Floresta de pernas

Leonor Pinhão
Leonor Pinhão Jornalista

O preço a que estão as bolas

Não consta um único árbitro português de carne e osso na lista de nomeados da FIFA para o Mundial. Trata-se de uma discriminação cometida contra o país campeão da Europa? Os nossos melhores árbitros não são, certamente, piores do que os piores entre os seus colegas estrangeiros que vão estar na Rússia. Não terão os árbitros portugueses quem os defenda nos imponentes centros das decisões desta indústria global? Não, provavelmente, não têm. O facto de não haver árbitros compatriotas no próximo campeonato do mundo não deve, no entanto, ser considerado como um sintoma de desconsideração. No campo do otimismo, é um sinal do nosso progresso. Árbitros-tradicionais-jeitosos é o que mais há por toda a parte. Vídeo-árbitros-jeitosos é que são mais difíceis de encontrar. Daí haver ainda a justificadíssima esperança de a FIFA convocar dois VARs portugueses para o Mundial da Rússia. Que vão e sejam felizes são os desejos de todos os que, por cá, se entretém semanalmente a usufruir das excelências desta modernidade testada em Portugal.

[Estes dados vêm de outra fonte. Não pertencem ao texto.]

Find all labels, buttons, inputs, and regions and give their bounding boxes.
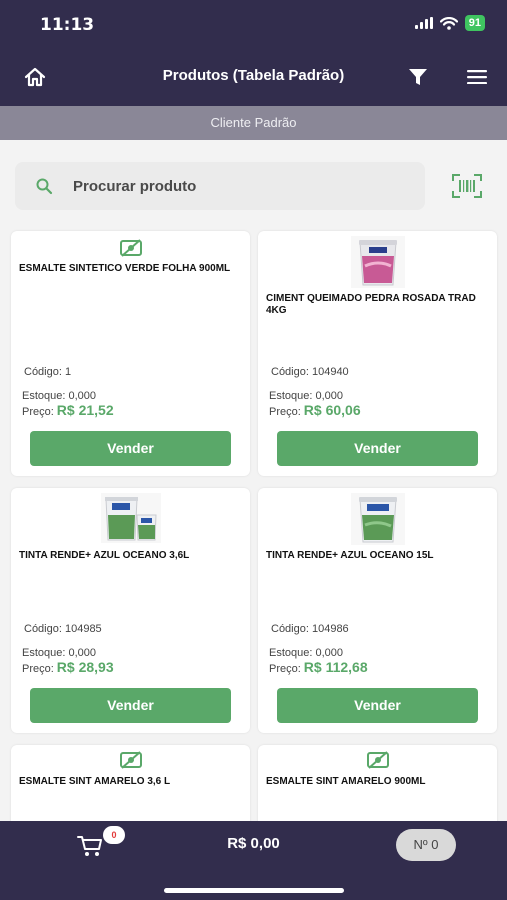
product-stock: Estoque: 0,000 xyxy=(269,647,344,659)
home-indicator xyxy=(164,888,344,893)
status-icons: 91 xyxy=(414,15,485,31)
product-stock: Estoque: 0,000 xyxy=(269,390,344,402)
no-image-icon xyxy=(366,751,389,769)
order-number-button[interactable]: Nº 0 xyxy=(396,829,456,861)
sell-button[interactable]: Vender xyxy=(30,688,231,723)
product-stock: Estoque: 0,000 xyxy=(22,390,97,402)
no-image-icon xyxy=(119,239,142,257)
status-time: 11:13 xyxy=(40,15,95,35)
product-price-row: Preço: R$ 28,93 xyxy=(22,659,114,675)
paint-cans-image xyxy=(100,493,161,543)
product-code: Código: 104986 xyxy=(271,623,349,635)
wifi-icon xyxy=(439,16,458,30)
product-price-row: Preço: R$ 60,06 xyxy=(269,402,361,418)
search-box[interactable] xyxy=(15,162,425,210)
sell-button[interactable]: Vender xyxy=(277,688,478,723)
product-price-row: Preço: R$ 21,52 xyxy=(22,402,114,418)
product-price: R$ 21,52 xyxy=(56,402,114,418)
price-label: Preço: xyxy=(269,406,301,418)
product-price: R$ 60,06 xyxy=(303,402,361,418)
product-name: ESMALTE SINT AMARELO 3,6 L xyxy=(19,776,171,787)
signal-icon xyxy=(414,17,433,29)
product-name: TINTA RENDE+ AZUL OCEANO 3,6L xyxy=(19,550,190,561)
sell-button[interactable]: Vender xyxy=(30,431,231,466)
product-image xyxy=(11,493,250,543)
product-price: R$ 112,68 xyxy=(303,659,368,675)
battery-indicator: 91 xyxy=(464,15,485,31)
bottom-bar: 0 R$ 0,00 Nº 0 xyxy=(0,821,507,900)
price-label: Preço: xyxy=(22,406,54,418)
no-image-icon xyxy=(119,751,142,769)
product-image xyxy=(11,751,250,769)
product-code: Código: 104985 xyxy=(24,623,102,635)
product-card: TINTA RENDE+ AZUL OCEANO 3,6L Código: 10… xyxy=(11,488,250,733)
product-code: Código: 104940 xyxy=(271,366,349,378)
client-label: Cliente Padrão xyxy=(0,106,507,140)
app-header: 11:13 91 Produtos (Tabela Padrão) xyxy=(0,0,507,106)
product-image xyxy=(258,751,497,769)
product-card: CIMENT QUEIMADO PEDRA ROSADA TRAD 4KG Có… xyxy=(258,231,497,476)
barcode-scanner-icon[interactable] xyxy=(452,173,482,199)
product-name: CIMENT QUEIMADO PEDRA ROSADA TRAD 4KG xyxy=(266,293,476,316)
sell-button[interactable]: Vender xyxy=(277,431,478,466)
product-image xyxy=(258,493,497,545)
page-title: Produtos (Tabela Padrão) xyxy=(162,67,345,84)
product-card: ESMALTE SINTETICO VERDE FOLHA 900ML Códi… xyxy=(11,231,250,476)
product-image xyxy=(11,239,250,257)
product-name: ESMALTE SINT AMARELO 900ML xyxy=(266,776,426,787)
paint-bucket-image xyxy=(350,236,405,288)
product-image xyxy=(258,236,497,288)
price-label: Preço: xyxy=(269,663,301,675)
paint-bucket-image xyxy=(350,493,405,545)
product-stock: Estoque: 0,000 xyxy=(22,647,97,659)
menu-icon[interactable] xyxy=(467,70,487,84)
filter-icon[interactable] xyxy=(408,68,428,86)
product-name: TINTA RENDE+ AZUL OCEANO 15L xyxy=(266,550,434,561)
price-label: Preço: xyxy=(22,663,54,675)
search-input[interactable] xyxy=(73,162,413,210)
product-price-row: Preço: R$ 112,68 xyxy=(269,659,368,675)
product-price: R$ 28,93 xyxy=(56,659,114,675)
search-icon xyxy=(36,178,53,195)
product-code: Código: 1 xyxy=(24,366,72,378)
product-card: TINTA RENDE+ AZUL OCEANO 15L Código: 104… xyxy=(258,488,497,733)
product-name: ESMALTE SINTETICO VERDE FOLHA 900ML xyxy=(19,263,231,274)
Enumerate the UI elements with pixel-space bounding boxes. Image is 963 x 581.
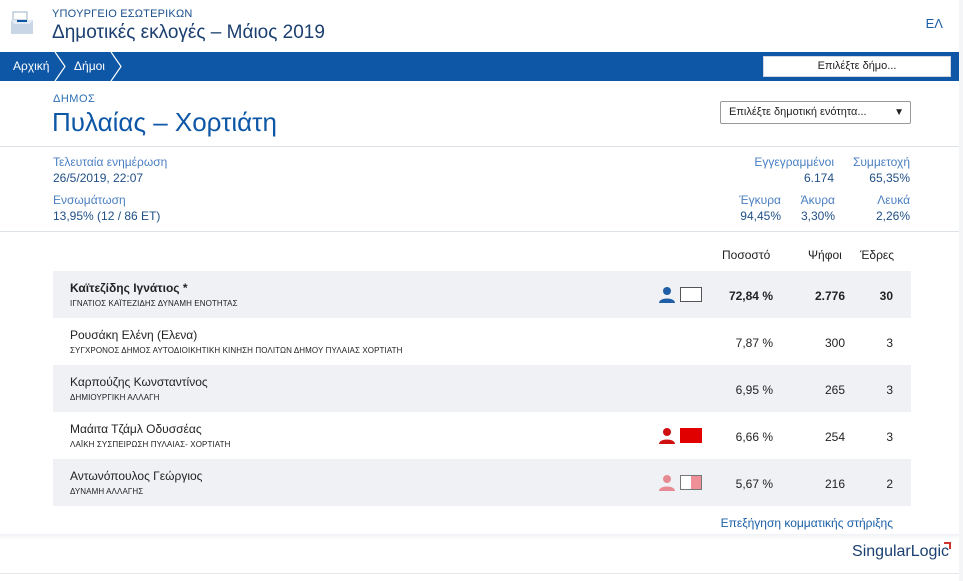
party-name: ΛΑΪΚΗ ΣΥΣΠΕΙΡΩΣΗ ΠΥΛΑΙΑΣ- ΧΟΡΤΙΑΤΗ bbox=[70, 440, 231, 449]
ministry-name: ΥΠΟΥΡΓΕΙΟ ΕΣΩΤΕΡΙΚΩΝ bbox=[52, 8, 193, 20]
municipality-label: ΔΗΜΟΣ bbox=[53, 93, 96, 105]
table-row[interactable]: Καϊτεζίδης Ιγνάτιος * ΙΓΝΑΤΙΟΣ ΚΑΪΤΕΖΙΔΗ… bbox=[53, 271, 911, 318]
flag-icon bbox=[680, 428, 702, 443]
breadcrumb-home[interactable]: Αρχική bbox=[13, 52, 49, 81]
valid-value: 94,45% bbox=[740, 209, 781, 223]
registered-label: Εγγεγραμμένοι bbox=[754, 155, 834, 169]
table-row[interactable]: Καρπούζης Κωνσταντίνος ΔΗΜΙΟΥΡΓΙΚΗ ΑΛΛΑΓ… bbox=[53, 365, 911, 412]
candidate-name: Καρπούζης Κωνσταντίνος bbox=[70, 375, 208, 389]
votes-value: 254 bbox=[824, 430, 845, 444]
seats-value: 3 bbox=[886, 336, 893, 350]
table-row[interactable]: Ρουσάκη Ελένη (Ελενα) ΣΥΓΧΡΟΝΟΣ ΔΗΜΟΣ ΑΥ… bbox=[53, 318, 911, 365]
party-name: ΔΥΝΑΜΗ ΑΛΛΑΓΗΣ bbox=[70, 487, 144, 496]
integration-label: Ενσωμάτωση bbox=[53, 193, 126, 207]
seats-value: 3 bbox=[886, 383, 893, 397]
column-header-percent: Ποσοστό bbox=[722, 248, 771, 262]
breadcrumb-municipalities[interactable]: Δήμοι bbox=[74, 52, 105, 81]
language-switch[interactable]: ΕΛ bbox=[926, 16, 943, 31]
table-row[interactable]: Μαάιτα Τζάμλ Οδυσσέας ΛΑΪΚΗ ΣΥΣΠΕΙΡΩΣΗ Π… bbox=[53, 412, 911, 459]
divider bbox=[0, 231, 959, 232]
person-icon bbox=[659, 428, 675, 444]
column-header-votes: Ψήφοι bbox=[808, 248, 842, 262]
person-icon bbox=[659, 287, 675, 303]
invalid-value: 3,30% bbox=[800, 209, 835, 223]
valid-label: Έγκυρα bbox=[739, 193, 781, 207]
candidate-name: Μαάιτα Τζάμλ Οδυσσέας bbox=[70, 422, 202, 436]
registered-value: 6.174 bbox=[803, 171, 834, 185]
municipal-unit-select-value: Επιλέξτε δημοτική ενότητα... bbox=[729, 106, 867, 118]
page-title: Πυλαίας – Χορτιάτη bbox=[52, 107, 277, 137]
candidate-name: Αντωνόπουλος Γεώργιος bbox=[70, 469, 203, 483]
seats-value: 2 bbox=[886, 477, 893, 491]
party-name: ΣΥΓΧΡΟΝΟΣ ΔΗΜΟΣ ΑΥΤΟΔΙΟΙΚΗΤΙΚΗ ΚΙΝΗΣΗ ΠΟ… bbox=[70, 346, 403, 355]
election-title: Δημοτικές εκλογές – Μάιος 2019 bbox=[52, 22, 325, 43]
seats-value: 30 bbox=[879, 289, 893, 303]
divider bbox=[0, 573, 963, 574]
invalid-label: Άκυρα bbox=[800, 193, 835, 207]
scrollbar-track[interactable] bbox=[959, 0, 963, 581]
column-header-seats: Έδρες bbox=[860, 248, 895, 262]
candidate-name: Καϊτεζίδης Ιγνάτιος * bbox=[70, 281, 188, 295]
ballot-box-icon bbox=[11, 11, 33, 34]
votes-value: 265 bbox=[824, 383, 845, 397]
singularlogic-logo: SingularLogic bbox=[852, 543, 949, 561]
candidate-name: Ρουσάκη Ελένη (Ελενα) bbox=[70, 328, 198, 342]
percent-value: 5,67 % bbox=[735, 477, 773, 491]
footer-divider bbox=[0, 534, 963, 540]
party-name: ΙΓΝΑΤΙΟΣ ΚΑΪΤΕΖΙΔΗΣ ΔΥΝΑΜΗ ΕΝΟΤΗΤΑΣ bbox=[70, 299, 238, 308]
table-row[interactable]: Αντωνόπουλος Γεώργιος ΔΥΝΑΜΗ ΑΛΛΑΓΗΣ 5,6… bbox=[53, 459, 911, 506]
divider bbox=[0, 146, 959, 147]
percent-value: 6,95 % bbox=[735, 383, 773, 397]
municipal-unit-select[interactable]: Επιλέξτε δημοτική ενότητα... ▼ bbox=[720, 101, 911, 124]
last-update-value: 26/5/2019, 22:07 bbox=[53, 171, 144, 185]
party-support-explanation-link[interactable]: Επεξήγηση κομματικής στήριξης bbox=[721, 516, 893, 530]
brand-singular: Singular bbox=[852, 543, 911, 560]
party-name: ΔΗΜΙΟΥΡΓΙΚΗ ΑΛΛΑΓΗ bbox=[70, 393, 160, 402]
blank-value: 2,26% bbox=[875, 209, 910, 223]
chevron-right-icon bbox=[54, 52, 66, 81]
flag-icon bbox=[680, 287, 702, 302]
last-update-label: Τελευταία ενημέρωση bbox=[53, 155, 168, 169]
percent-value: 72,84 % bbox=[728, 289, 773, 303]
flag-icon bbox=[680, 475, 702, 490]
person-icon bbox=[659, 475, 675, 491]
votes-value: 216 bbox=[824, 477, 845, 491]
turnout-value: 65,35% bbox=[869, 171, 910, 185]
blank-label: Λευκά bbox=[877, 193, 910, 207]
page-header: ΥΠΟΥΡΓΕΙΟ ΕΣΩΤΕΡΙΚΩΝ Δημοτικές εκλογές –… bbox=[0, 0, 963, 52]
votes-value: 300 bbox=[824, 336, 845, 350]
percent-value: 6,66 % bbox=[735, 430, 773, 444]
seats-value: 3 bbox=[886, 430, 893, 444]
logo-mark-icon bbox=[944, 542, 951, 549]
dropdown-arrow-icon: ▼ bbox=[894, 107, 904, 118]
votes-value: 2.776 bbox=[814, 289, 845, 303]
turnout-label: Συμμετοχή bbox=[852, 155, 910, 169]
municipality-select[interactable]: Επιλέξτε δήμο... bbox=[763, 56, 951, 77]
chevron-right-icon bbox=[110, 52, 122, 81]
percent-value: 7,87 % bbox=[735, 336, 773, 350]
integration-value: 13,95% (12 / 86 ΕΤ) bbox=[53, 209, 161, 223]
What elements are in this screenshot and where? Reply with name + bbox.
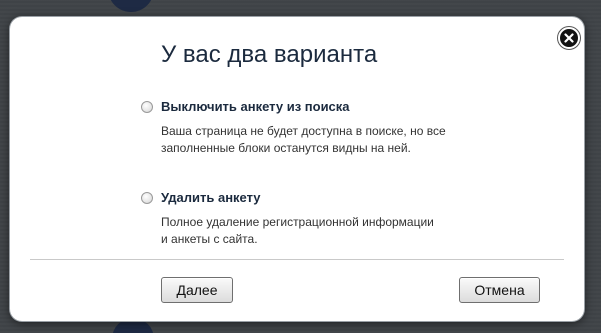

O país do campeão da Europa é de extremos. Tanto se deleita com a tal modernidade que vamos agora exportar para a Rússia como se deprime com misérias impossíveis de ultrapassar. Esta jornada do campeonato arrancou na noite de 5.ª feira na Vila das Aves sob uma intempérie que alagou o campo e atrasou o início do jogo. Fenómenos meteorológicos e os decorrentes relvados impraticáveis são vulgares por esse mundo fora. Quando a bola não rola não pode haver espetáculo. O que é só nossa, mesmo só nossa, é aquela miseriazinha a que se assistiu no fim de tudo quando foi recusada a oferta da bola do jogo a Edinho, autor de 4 golos em 27 minutos. O poker do veterano avançado do Vitória de Setúbal não teve direito à tradicional recompensa esférica porque as bolas de futebol custam dinheirinho. Só pagando, Edinho. Oh, pobreza.

Com maior ou menor aparato, vai dando conta a imprensa da cobiça de emblemas estrangeiros pelos serviços de João Félix, o mais promissor jovem jogador português dos tempos que correm. É provável, vão-nos dizendo de mansinho, que João Félix não chegue a fazer sequer um jogo pela equipa principal do Benfica porque a voragem internacional em torno do seu nome poderá levá-lo da Luz já no próximo mercado de Verão. Só não lhe poderemos chamar o novo Bernardo Silva porque o atual jogador do Manchester City ainda jogou meia-dúzia de minutos na equipa de honra – era assim que se dizia antigamente – antes de embarcar para o Mónaco. Os adeptos do Benfica que se têm revelado pacientes, e até solidários com a administração, face a todos os ataques públicos e privados, oficiais e oficiosos, de que a SAD tem sido alvo, poderão muito basicamente perder a paciência se lhes for sonegado o direito de ver, pelo menos uma vez, este Félix jogar na equipa adulta do Benfica. Oh, pobreza.